No documento 2009AndreaBonaUghini (páginas 32-36)

1 ADOLESCÊNCIA E VULNERABILIDADE SOCIAL

1.4 Vulnerabilidade social

Questões cruciais e sérios problemas desafiam as políticas que enfocam o desenvolvimento social, entre as quais está o crescente problema do contingente de adolescentes que se encontram em situação de vulnerabilidade social. Estes, possivelmente, são vítimas de situações precárias e das mínimas, ou nenhuma, condições para garantir uma participação ativa no processo de conquista da cidadania.

Apesar do uso histórico do termo “vulnerabilidade social”, as aproximações analíticas à vulnerabilidade social datam apenas dos últimos anos, período em que houve maior reflexão a respeito dos limites dos estudos sobre a pobreza e os escassos resultados políticos associados a esses na América Latina. (ABRAMOVAY, 2002). A autora registra:

Os primeiros trabalhos ancorados na perspectiva da vulnerabilidade social foram desenvolvidos, motivados pela preocupação de abordagem de forma mais integral e completa não somente o fenômeno da pobreza, mas também as diversas modalidades de desvantagem social. Tais obras se destinaram a observar os riscos de mobilidade social descendente e as configurações vulneráveis que não se restringiram àqueles situados abaixo da linha da pobreza, mas a toda população em geral.” (ABRAMOVAY, 2002, p. 14-15).

Ainda segundo Abramovay, esses estudos partiram da compreensão de que o fenômeno do bem estar social é dinâmico, bem como suas múltiplas divisões e causas. Pontua o fato de na América Latina a abordagem analítica da vulnerabilidade social ter acontecido por meio dos trabalhos de Caroline Moser e seu grupo do Banco Mundial e, ainda afirma que o estudo de Moser e seu grupo sobre estratégias de redução da pobreza urbana (1998) destaca o caráter dinâmico da problemática, o que, no olhar da formulação de políticas públicas, representou inovação.

A partir da situação em que um conjunto de características, recursos e habilidades inerentes a um dado grupo social se revelam insuficientes, inadequados ou difíceis para lidar com o sistema de oportunidades oferecido pela sociedade, de forma a ascender a maiores níveis de bem-estar ou diminuir probabilidades de deteriorização das condições de vida de determinados atores sociais. (VIGNOLI, 2001 apud ABRAMOVAY, 2002, p. 31).

Parece ser importante ressaltar o fato de Abramovay (2002) frisar que a situação relatada na citação num plano estrutural pode se expressar por uma forte inclinação ao sentimento de incerteza e insegurança por parte desses sujeitos.

Refletindo sobre o exposto, observa-se que os sentimentos gerados pelo conjunto de características que identificam a situação de vulnerabilidade social podem conduzir os sujeitos a duas possibilidades: ou conseguem ser resilientes com sua situação e potencializam formas para reagir em busca de seu bem-estar como cidadão, ou ficam apáticos com a situação e não reagem positivamente a ela, muitas vezes se encaminhando para situação pior.

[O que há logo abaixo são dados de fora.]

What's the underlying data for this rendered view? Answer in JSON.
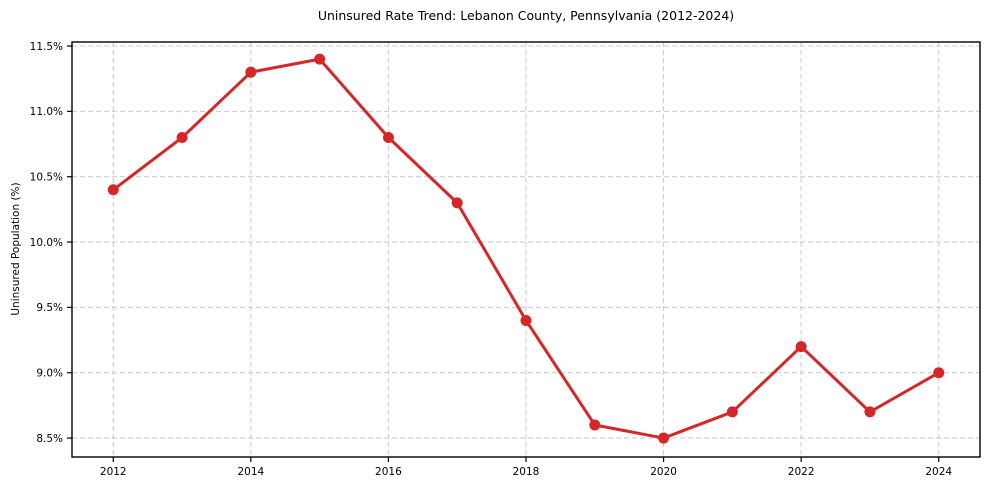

A expressão vulnerabilidade social sintetiza a idéia de uma maior exposição e sensibilidade de um indivíduo ou de um grupo aos problemas enfrentados na sociedade e reflete uma nova maneira de olhar e de entender os comportamentos das pessoas e grupos específicos e sua relação e dificuldades a serviços sociais como saúde, escola e justiça. (ADORNO, 2001, p. 11).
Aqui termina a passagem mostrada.